回填(backfill)——在已通過初步安全門檻的劑量層額外入組病人——是解決這個資料缺口的結構性方案。這個詞聽起來簡單,但挑戰在於:回填只有在設計時心中有特定科學問題的前提下,才能產生有用的資訊。2025 年 Statistics in Biopharmaceutical Research 的一篇模擬研究比較了多種回填策略,得出了一個應該約束臨床團隊思考這個工具方式的結論:回填應由預先指定的標準觸發,而不是由機會性的病人可及性觸發。有意義的觸發點是臨床性的——某個劑量層級顯示初步療效訊號、藥物動力學或藥效學讀出偏離預測、或在確立 RP2D 之前需要描述暴露-反應關係。如果回填只是「在任何通過安全門檻的劑量多收些病人」,結果是更多資料但沒有更多洞見。如果回填是「在這個特定劑量多收病人,因為我們對其療效和耐受性有一個需要更多證據來確認或否定的假說」,它就成為了一個真正的科學步驟。

BARD 設計(Bayesian Adaptive Randomization Design,貝氏適應性隨機化設計)於 2026 年 Statistics in Biopharmaceutical Research 論文中描述,把回填邏輯更推進了一步。BARD 把整個劑量探索和劑量最佳化過程視為一個整合的單一試驗。在第一階段,它的行為像常規的貝氏劑量升階研究,識別出似乎既可耐受又有藥理活性的劑量範圍。在第二階段,它使用適應性隨機化在多個有希望的劑量之間分配病人,根據不斷累積的療效和毒性資料持續更新隨機化機率。實際效果是:試驗後期的病人系統性地更可能被分配到根據目前所有學習顯示效益-風險比最佳的劑量。這不只是統計最佳化——它是 Project Optimus 哲學的直接表達:早期腫瘤藥物開發的目標是找到對病人最好的劑量,而不僅是最高可耐受的劑量。

2026 年 Pharmaceutical Statistics 的 seamless phase I/II 設計論文進一步正式化了這種整合。該設計在劑量升階階段使用 BOIN 最佳邊界同時監測療效和毒性,選出兩個候選劑量進行正式比較,然後用聯合監測在一個連續不中斷的試驗中,同時做出關於最佳劑量和治療臨床活性的決策。其吸引力顯而易見:消除第一期和第二期之間的間隔,減少了資訊收集期間暴露的病人數量,並加快了確定性劑量建議的時間線。謹慎之處同樣清晰:seamless 設計需要更複雜的統計監督、更多預先指定的決策規則,以及監管機構更大的信任——信任早期資料足夠可靠,可以指導後期試驗而不引入偏差。

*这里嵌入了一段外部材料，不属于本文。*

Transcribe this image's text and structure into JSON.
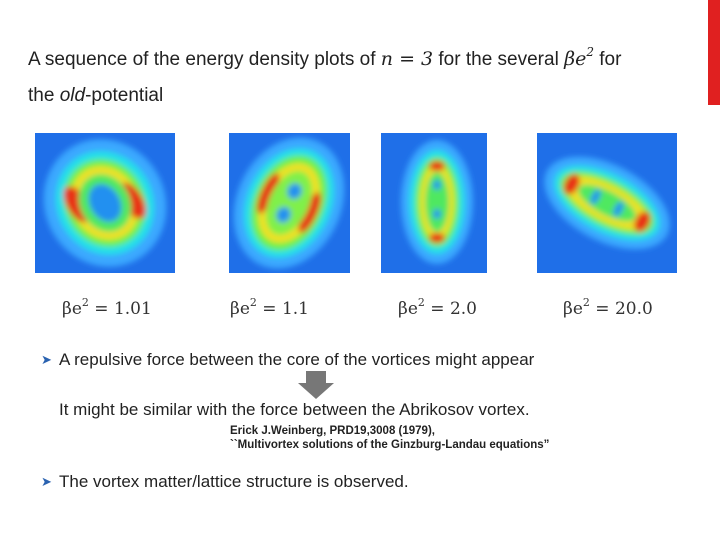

先臨床的 prior information(先驗資訊)在所有這些適應性設計中扮演特別微妙的角色。貝氏方法從本質上允許納入先驗信念——包括來自動物毒性研究、體外藥理學或同一藥物類別相關分子資料的信念。理論效率增益是真實的:若非臨床資料能可靠預測人體藥理,把它作為 prior 納入,可以讓臨床試驗用更少病人達到可信結論。2026 年 Pharmaceutical Statistics 一篇論文研究如何把非臨床洞見整合進適應性第一期劑量升階,強調了其承諾與危害。危害對動物藥理與人體生物學差距大的藥物特別針對性——免疫活化藥物(與人類目標的交叉反應不同於動物模型)、ADC(連接子穩定性或 payload 分佈因物種而異)、T-cell engager(人類血液中細胞激素釋放的程度無法從小鼠研究預測),以及放射性藥物(器官生物分佈取決於物種特異性表達模式)。對所有這些,prior 應被視為需由第一批人體 cohort 驗證的假說,而不是減少謹慎需求的可靠預測。Robust 或折扣貝氏 prior——當人體資料與之衝突時給予非臨床資訊更少權重——是適當的統計工具,但前提是衝突解決規則已在 protocol 中預先指定。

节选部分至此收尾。